In a study designed to evaluate the efficacy of enoxaparin in preventing PVT in cirrhotic patients, Villa et al.20 showed this therapy not only may be useful in this situation but decrease the occurrence or recurrence of liver decompensation. Delgado et al.13 described that the number of liver-events during follow-up was lower in the group of patients that achieved recanalization, but the difference did not reach statistical significance. However, other studies did not show any benefit of anticoagulation on decompensation.16 In our study (90% of patients treated with enoxaparin) there were no differences relative to these liver events as well, between patients achieving recanalization, complete or partial, and not achieving recanalization. One reason to explain these results may be, as in other studies,13 the low number of these events.
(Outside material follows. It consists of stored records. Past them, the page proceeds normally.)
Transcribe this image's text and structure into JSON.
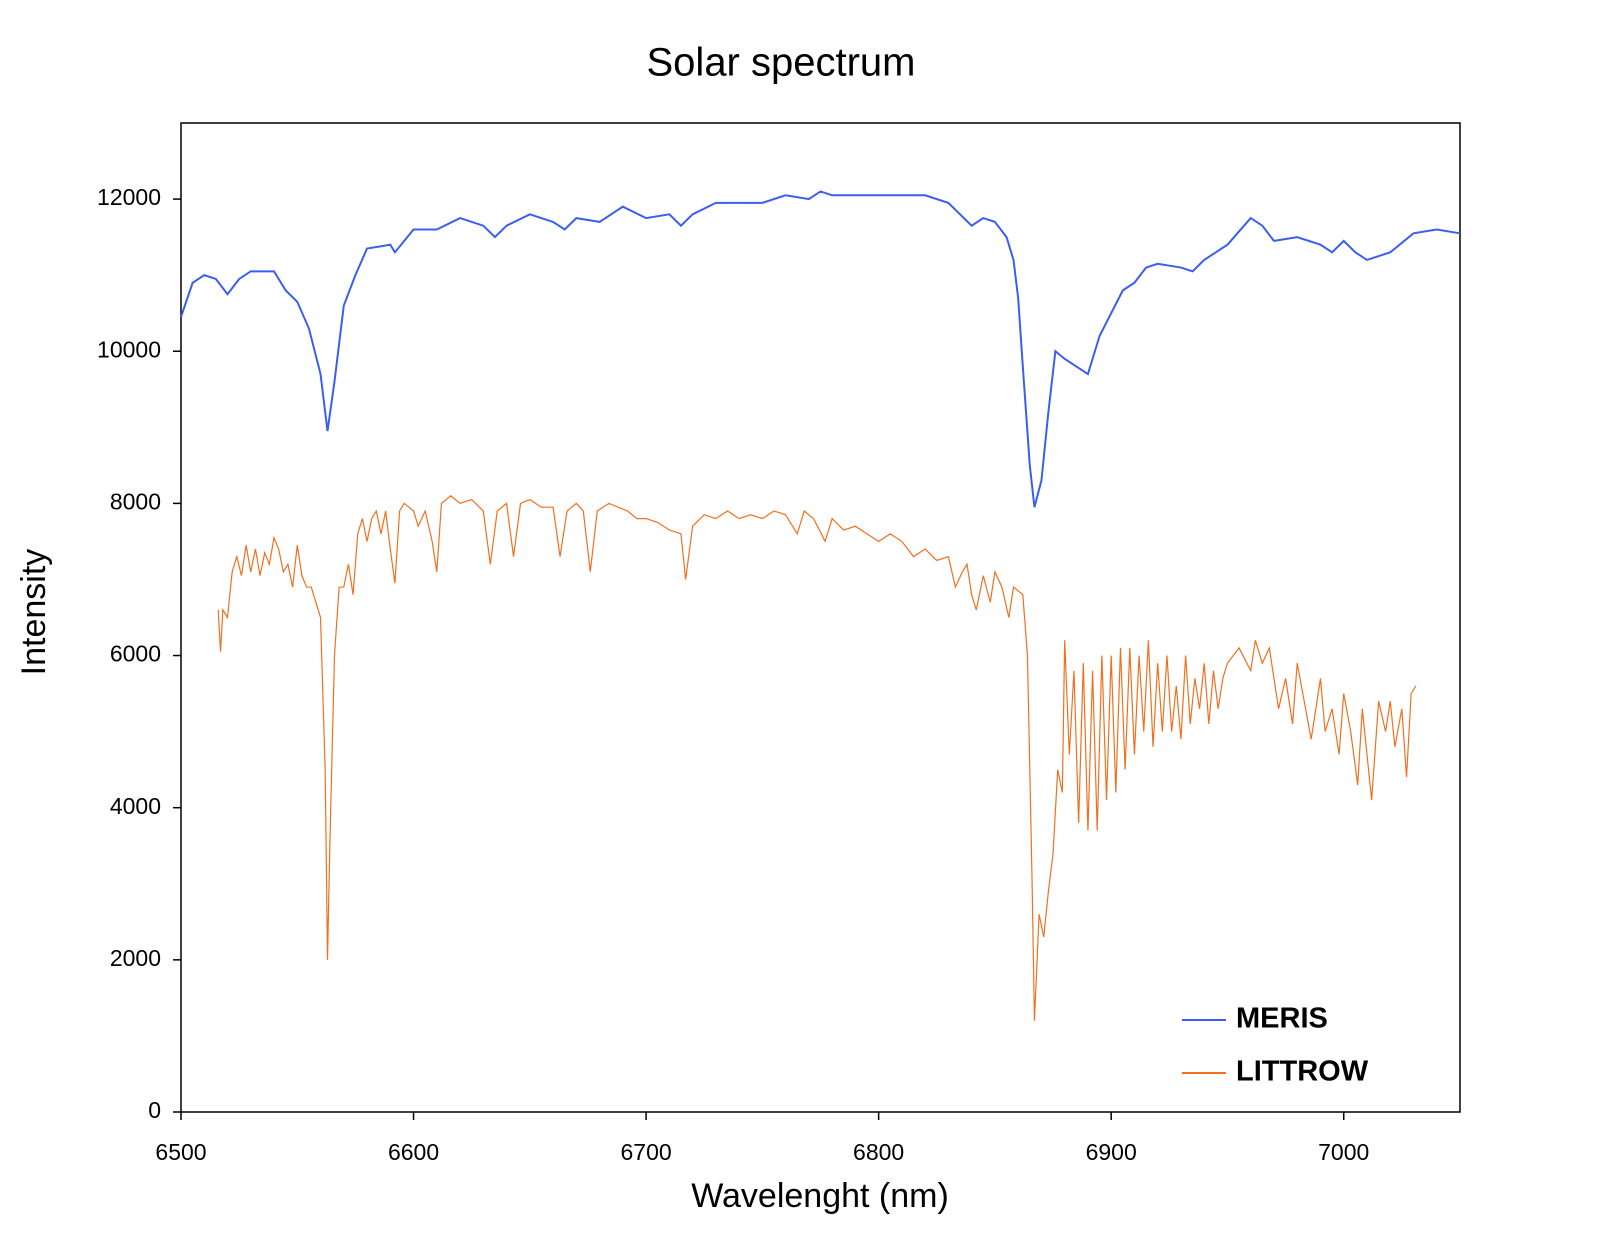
{
  "chart_data": {
    "type": "line",
    "title": "Solar spectrum",
    "x_label": "Wavelenght (nm)",
    "y_label": "Intensity",
    "xlim": [
      6500,
      7050
    ],
    "xticks": [
      6500,
      6600,
      6700,
      6800,
      6900,
      7000
    ],
    "ylim": [
      0,
      13000
    ],
    "yticks": [
      0,
      2000,
      4000,
      6000,
      8000,
      10000,
      12000
    ],
    "legend": "lower right",
    "series": [
      {
        "name": "MERIS",
        "color": "#3a5ff0",
        "x": [
          6500,
          6505,
          6510,
          6515,
          6520,
          6525,
          6530,
          6540,
          6545,
          6550,
          6555,
          6560,
          6563,
          6566,
          6570,
          6575,
          6580,
          6590,
          6592,
          6600,
          6610,
          6620,
          6630,
          6635,
          6640,
          6650,
          6660,
          6665,
          6670,
          6680,
          6690,
          6700,
          6710,
          6715,
          6720,
          6730,
          6740,
          6750,
          6760,
          6770,
          6775,
          6780,
          6790,
          6800,
          6810,
          6820,
          6830,
          6835,
          6840,
          6845,
          6850,
          6855,
          6858,
          6860,
          6862,
          6865,
          6867,
          6870,
          6873,
          6876,
          6880,
          6885,
          6890,
          6895,
          6900,
          6905,
          6910,
          6915,
          6920,
          6930,
          6935,
          6940,
          6945,
          6950,
          6960,
          6965,
          6970,
          6980,
          6990,
          6995,
          7000,
          7005,
          7010,
          7020,
          7030,
          7040,
          7050
        ],
        "values": [
          10450,
          10900,
          11000,
          10950,
          10750,
          10950,
          11050,
          11050,
          10800,
          10650,
          10300,
          9700,
          8950,
          9600,
          10600,
          11000,
          11350,
          11400,
          11300,
          11600,
          11600,
          11750,
          11650,
          11500,
          11650,
          11800,
          11700,
          11600,
          11750,
          11700,
          11900,
          11750,
          11800,
          11650,
          11800,
          11950,
          11950,
          11950,
          12050,
          12000,
          12100,
          12050,
          12050,
          12050,
          12050,
          12050,
          11950,
          11800,
          11650,
          11750,
          11700,
          11500,
          11200,
          10700,
          9800,
          8500,
          7950,
          8300,
          9200,
          10000,
          9900,
          9800,
          9700,
          10200,
          10500,
          10800,
          10900,
          11100,
          11150,
          11100,
          11050,
          11200,
          11300,
          11400,
          11750,
          11650,
          11450,
          11500,
          11400,
          11300,
          11450,
          11300,
          11200,
          11300,
          11550,
          11600,
          11550
        ]
      },
      {
        "name": "LITTROW",
        "color": "#f07020",
        "x": [
          6516,
          6517,
          6518,
          6520,
          6522,
          6524,
          6526,
          6528,
          6530,
          6532,
          6534,
          6536,
          6538,
          6540,
          6542,
          6544,
          6546,
          6548,
          6550,
          6552,
          6554,
          6556,
          6558,
          6560,
          6562,
          6563,
          6564,
          6566,
          6568,
          6570,
          6572,
          6574,
          6576,
          6578,
          6580,
          6582,
          6584,
          6586,
          6588,
          6590,
          6592,
          6594,
          6596,
          6600,
          6602,
          6605,
          6608,
          6610,
          6612,
          6616,
          6620,
          6625,
          6630,
          6633,
          6636,
          6640,
          6643,
          6646,
          6650,
          6655,
          6660,
          6663,
          6666,
          6670,
          6673,
          6676,
          6679,
          6684,
          6688,
          6692,
          6696,
          6700,
          6705,
          6710,
          6715,
          6717,
          6720,
          6725,
          6730,
          6735,
          6740,
          6745,
          6750,
          6755,
          6760,
          6765,
          6768,
          6772,
          6777,
          6780,
          6785,
          6790,
          6795,
          6800,
          6805,
          6810,
          6815,
          6820,
          6825,
          6830,
          6833,
          6836,
          6838,
          6840,
          6842,
          6845,
          6848,
          6850,
          6853,
          6856,
          6858,
          6862,
          6864,
          6866,
          6867,
          6869,
          6871,
          6873,
          6875,
          6877,
          6879,
          6880,
          6882,
          6884,
          6886,
          6888,
          6890,
          6892,
          6894,
          6896,
          6898,
          6900,
          6902,
          6904,
          6906,
          6908,
          6910,
          6912,
          6914,
          6916,
          6918,
          6920,
          6922,
          6924,
          6926,
          6928,
          6930,
          6932,
          6934,
          6936,
          6938,
          6940,
          6942,
          6944,
          6946,
          6948,
          6950,
          6955,
          6960,
          6962,
          6965,
          6968,
          6970,
          6972,
          6975,
          6978,
          6980,
          6983,
          6986,
          6990,
          6992,
          6995,
          6998,
          7000,
          7003,
          7006,
          7008,
          7012,
          7015,
          7018,
          7020,
          7022,
          7025,
          7027,
          7029,
          7031
        ],
        "values": [
          6600,
          6050,
          6600,
          6500,
          7100,
          7300,
          7050,
          7450,
          7100,
          7400,
          7050,
          7350,
          7200,
          7550,
          7400,
          7100,
          7200,
          6900,
          7450,
          7050,
          6900,
          6900,
          6700,
          6500,
          4500,
          2000,
          3500,
          6000,
          6900,
          6900,
          7200,
          6800,
          7600,
          7800,
          7500,
          7800,
          7900,
          7600,
          7900,
          7400,
          6950,
          7900,
          8000,
          7900,
          7700,
          7900,
          7500,
          7100,
          8000,
          8100,
          8000,
          8050,
          7900,
          7200,
          7900,
          8000,
          7300,
          8000,
          8050,
          7950,
          7950,
          7300,
          7900,
          8000,
          7900,
          7100,
          7900,
          8000,
          7950,
          7900,
          7800,
          7800,
          7750,
          7650,
          7600,
          7000,
          7700,
          7850,
          7800,
          7900,
          7800,
          7850,
          7800,
          7900,
          7850,
          7600,
          7900,
          7800,
          7500,
          7800,
          7650,
          7700,
          7600,
          7500,
          7600,
          7500,
          7300,
          7400,
          7250,
          7300,
          6900,
          7100,
          7200,
          6800,
          6600,
          7050,
          6700,
          7100,
          6900,
          6500,
          6900,
          6800,
          6000,
          3000,
          1200,
          2600,
          2300,
          2900,
          3400,
          4500,
          4200,
          6200,
          4700,
          5800,
          3800,
          5900,
          3700,
          5800,
          3700,
          6000,
          4100,
          6000,
          4200,
          6100,
          4500,
          6100,
          4700,
          6000,
          5000,
          6200,
          4800,
          5900,
          5000,
          6000,
          5000,
          5600,
          4900,
          6000,
          5100,
          5700,
          5300,
          5900,
          5100,
          5800,
          5300,
          5700,
          5900,
          6100,
          5800,
          6200,
          5900,
          6100,
          5700,
          5300,
          5700,
          5100,
          5900,
          5400,
          4900,
          5700,
          5000,
          5300,
          4700,
          5500,
          5000,
          4300,
          5300,
          4100,
          5400,
          5000,
          5400,
          4800,
          5300,
          4400,
          5500,
          5600
        ]
      }
    ]
  }
}
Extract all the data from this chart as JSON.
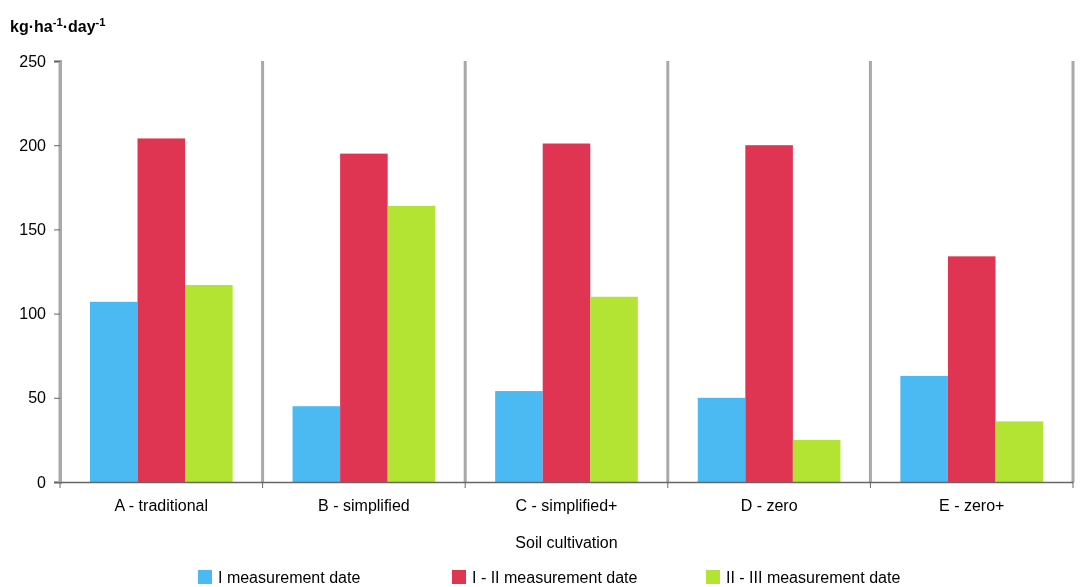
{
  "chart_data": {
    "type": "bar",
    "xlabel": "Soil cultivation",
    "ylabel": "kg·ha$^{-1}$·day$^{-1}$",
    "categories": [
      "A - traditional",
      "B - simplified",
      "C - simplified+",
      "D - zero",
      "E - zero+"
    ],
    "series": [
      {
        "name": "I measurement date",
        "color": "#4bb9f2",
        "values": [
          107,
          45,
          54,
          50,
          63
        ]
      },
      {
        "name": "I - II measurement date",
        "color": "#e03552",
        "values": [
          204,
          195,
          201,
          200,
          134
        ]
      },
      {
        "name": "II - III measurement date",
        "color": "#b3e433",
        "values": [
          117,
          164,
          110,
          25,
          36
        ]
      }
    ],
    "ylim": [
      0,
      250
    ],
    "yticks": [
      0,
      50,
      100,
      150,
      200,
      250
    ],
    "grid": "x",
    "legend": "bottom"
  }
}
All previous studies show that anticoagulation appears to be safe with no significantly increased risk of bleeding.21 On the other hand, Cerini et al.22 reported that anticoagulation therapy is not necessarily associated with an increased morbidity/mortality in cirrhotic patients with upper-gastrointestinal bleeding. Our results confirm these results, given that only three patients had bleeding complications. Probably the careful screening and management of varices prior to initiation of anticoagulation has had a great influence in this fact. We did not find any parameter related to higher risk of bleeding (Delgado et al. described that a platelet count below 50×109/L was the only parameter associated with this complication.13).

In conclusion, and despite the limitations of our study (its retrospective nature and the lack of a control group), it shows that anticoagulation therapy in cirrhotic patients with PVT is reasonably safe and it is an effective treatment: 71% patients achieved recanalization (complete in 53%). More than a half of patients who had achieved a complete recanalization had a rethrombosis after stopping anticoagulation. So, these results reinforce the argument for maintaining anticoagulation treatment in the long-term after achieving recanalization, at least in some group of patients (patients who are candidates for a liver transplantation). In any case, it is obvious that this question and other issues about management of PVT should be solved in the near future, in the context of further well-designed prospective trials.

Funding

There was not financial support.

Conflicts of interest

The authors declare no conflicts of interest.